Clara had sat all this time intently watching every movement, but too weak from agitation to interfere, even if she had been so disposed.

Ratcliff, recovering from the confusion of brain produced by the rapid blows he had endured, looked to see to whom he had been indebted for help. In all the whims of Fate, could it be there was one like this in reserve? Yes! that negro was the same he, Ratcliff, had once caused to be scourged till three men were wearied out in the labor of lashing. The fellow’s back must be all furrowed and criss-crossed with the marks got from him, Ratcliff. Yet here was the nigger, coming to the succor of his old master! The instinct of servility was stronger in him even than revenge. Who would deny, after this, what he, Ratcliff, had often asserted, “Niggers will be niggers?”

And so, instead of recognizing a godlike generosity in the act, the slave-driver saw in it only the habit of a base spirit, and the wholesome effect, upon an inferior, of that imposing quality in his, Ratcliff’s, own nature and bearing, which showed he was of the master race, and justified all his assumptions.


Watching his opportunity Ratcliff crawled toward the billiard-room door, and, suddenly starting up, pulled it open, thinking to escape.
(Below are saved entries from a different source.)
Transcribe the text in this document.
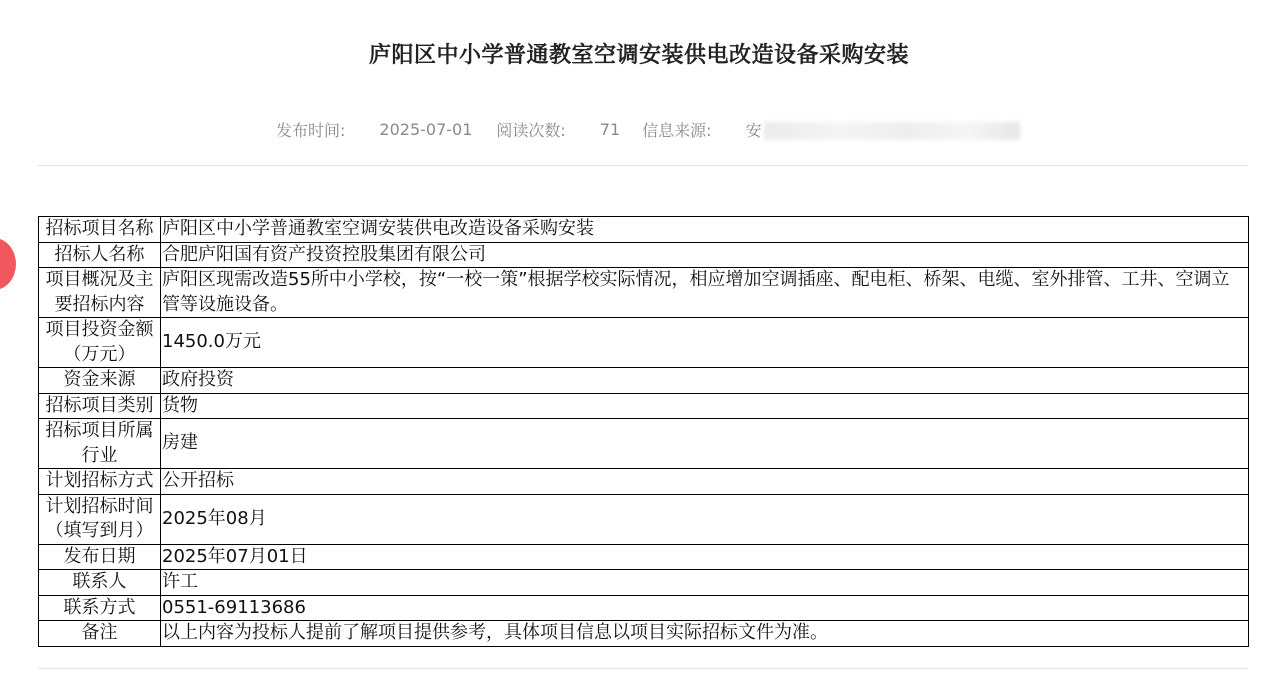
庐阳区中小学普通教室空调安装供电改造设备采购安装
发布时间: 2025-07-01 阅读次数: 71 信息来源: 安
招标项目名称	庐阳区中小学普通教室空调安装供电改造设备采购安装
招标人名称	合肥庐阳国有资产投资控股集团有限公司
项目概况及主要招标内容	庐阳区现需改造55所中小学校，按“一校一策”根据学校实际情况，相应增加空调插座、配电柜、桥架、电缆、室外排管、工井、空调立管等设施设备。
项目投资金额（万元）	1450.0万元
资金来源	政府投资
招标项目类别	货物
招标项目所属行业	房建
计划招标方式	公开招标
计划招标时间（填写到月）	2025年08月
发布日期	2025年07月01日
联系人	许工
联系方式	0551-69113686
备注	以上内容为投标人提前了解项目提供参考，具体项目信息以项目实际招标文件为准。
To his dismay he encountered a large black dog of the bloodhound species, who growled and showed his teeth so viciously that Ratcliff sprang back. Following the dog appeared a young soldier, who, casting round his eyes, saw Clara, and darting to her side, seized and warmly pressed her extended hand. Overcome with amazement, Ratcliff reeled backward and sank into an arm-chair, for in the soldier he recognized Captain Onslow.

Voices were now heard on the stairs, and two men appeared. One of them was of a compact, well-built figure, and apparently about fifty years old. He was clad in a military dress, and his aspect spoke courage and decision. The individual at his side, and who seemed to be paying court to him, was a tall, gaunt figure, in the coarse uniform of the prison. He carried his cap in his hand, showing that half of his head was entirely bald, while the other half was covered with a matted mass of reddish-gray hair.
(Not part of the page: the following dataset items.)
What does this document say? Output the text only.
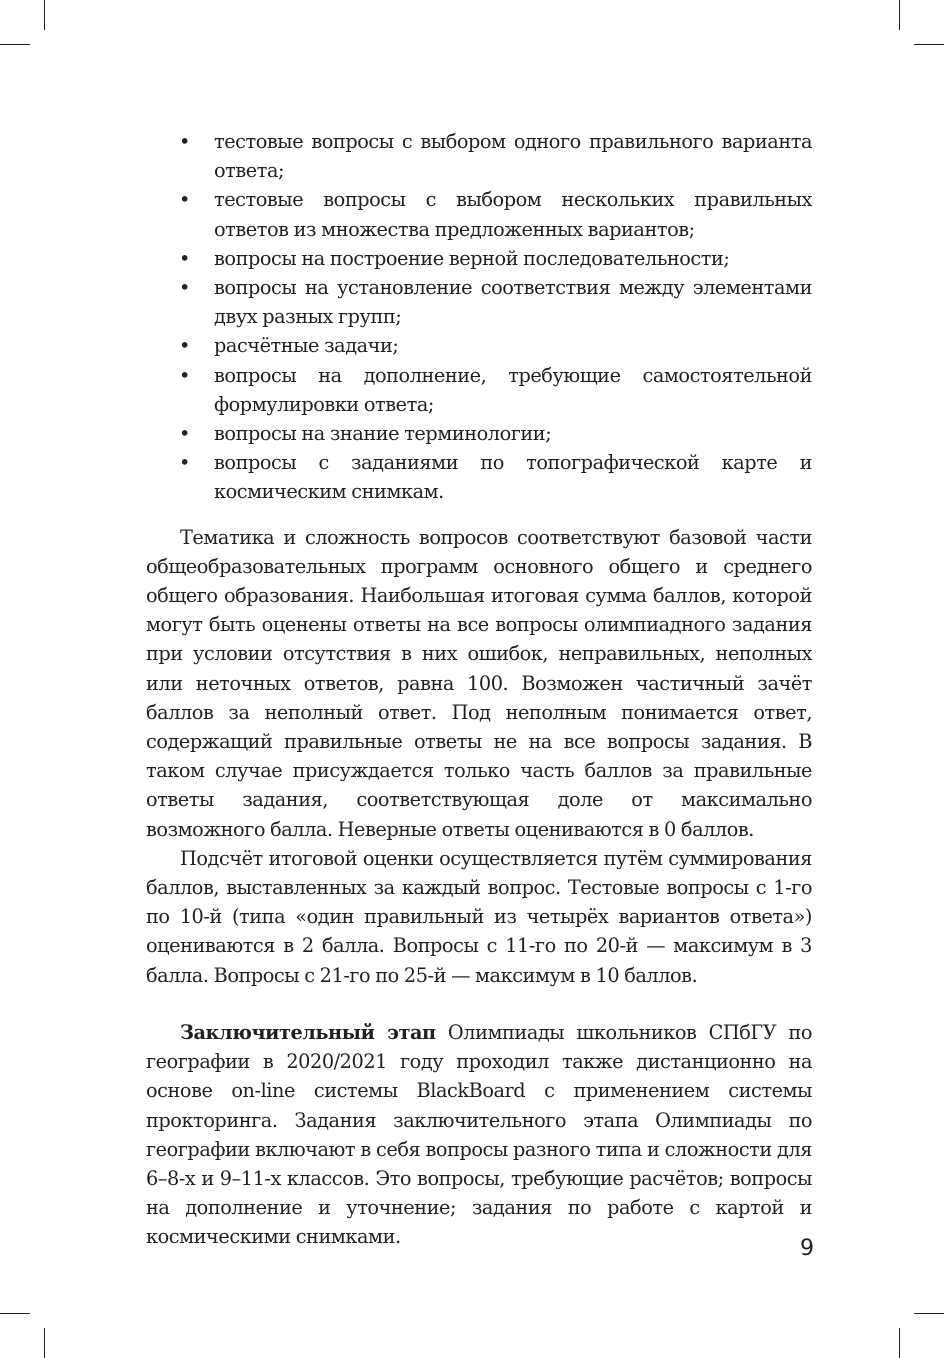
• тестовые вопросы с выбором одного правильного варианта ответа;
• тестовые вопросы с выбором нескольких правильных ответов из множества предложенных вариантов;
• вопросы на построение верной последовательности;
• вопросы на установление соответствия между элементами двух разных групп;
• расчётные задачи;
• вопросы на дополнение, требующие самостоятельной формулировки ответа;
• вопросы на знание терминологии;
• вопросы с заданиями по топографической карте и космическим снимкам.

Тематика и сложность вопросов соответствуют базовой части общеобразовательных программ основного общего и среднего общего образования. Наибольшая итоговая сумма баллов, которой могут быть оценены ответы на все вопросы олимпиадного задания при условии отсутствия в них ошибок, неправильных, неполных или неточных ответов, равна 100. Возможен частичный зачёт баллов за неполный ответ. Под неполным понимается ответ, содержащий правильные ответы не на все вопросы задания. В таком случае присуждается только часть баллов за правильные ответы задания, соответствующая доле от максимально возможного балла. Неверные ответы оцениваются в 0 баллов.

Подсчёт итоговой оценки осуществляется путём суммирования баллов, выставленных за каждый вопрос. Тестовые вопросы с 1-го по 10-й (типа «один правильный из четырёх вариантов ответа») оцениваются в 2 балла. Вопросы с 11-го по 20-й — максимум в 3 балла. Вопросы с 21-го по 25-й — максимум в 10 баллов.

Заключительный этап Олимпиады школьников СПбГУ по географии в 2020/2021 году проходил также дистанционно на основе on-line системы BlackBoard с применением системы прокторинга. Задания заключительного этапа Олимпиады по географии включают в себя вопросы разного типа и сложности для 6–8-х и 9–11-х классов. Это вопросы, требующие расчётов; вопросы на дополнение и уточнение; задания по работе с картой и космическими снимками.	9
This last man, as he mounted the stairs and stood on the landing, might have been heard to say: “Kunnle Blake, you’re a high-tone gemmleman, ef you air a Yankee. You see in me, Kunnle, a victim of the damdest ongratitood. These Noo-Orleenz ’ristocrats couldn’t huv treated a nigger or an abolitioner wuss nor they’ve treated me. I told ’em I wuz Virginia-born; told ’em what I’d done fur thar damned Confed’racy; told ’em what a blasted good friend I’d been to the institootion; but—will you believe it?—they tuk me up on a low charge of ’propriatin’ to private use the money they giv me ter raise a company with;—they hahd me up afore a committee of close-fisted old fogies, an’ may I be shot ef they didn’t order me to be jugged, an’ half of my head to be shaved! An’ ’t was did. Damned ef it warnt! But I’ll be even with ’em, damn ’em! Ef I don’t, may I be kept ter work in a rice-swamp the rest of my days. I’ll let ’em see what it is to treat one of the Hyde blood in this ’ere way, as if he war a low-lived corn-cracker. I’ll let ’em see what thar rotten institootion’s wuth. Ef they kn afford ter make out of a born gemmleman a scarecrow like I am now, with my half-shaved scalp, jes fur ’propriatin’ a few of thar damned rags, well and good. They’ll hahv ter look round lively afore they kn find sich another friend as Delancey Hyde has been ter King Cotton,—damn him! They shall find Delancy Hyde kn unmake as well as make.”

To these wrathful words, Blake replied: “Perhaps you don’t remember me, Colonel Hyde.”

“Cuss me ef I do. Ef ever I seed you afore, ’ was so long ago that it’s clean gone out of my head.”

“Don’t you remember the policeman who made you give up the fugitive slave, Peek, that day in the lawyer’s office in New York?”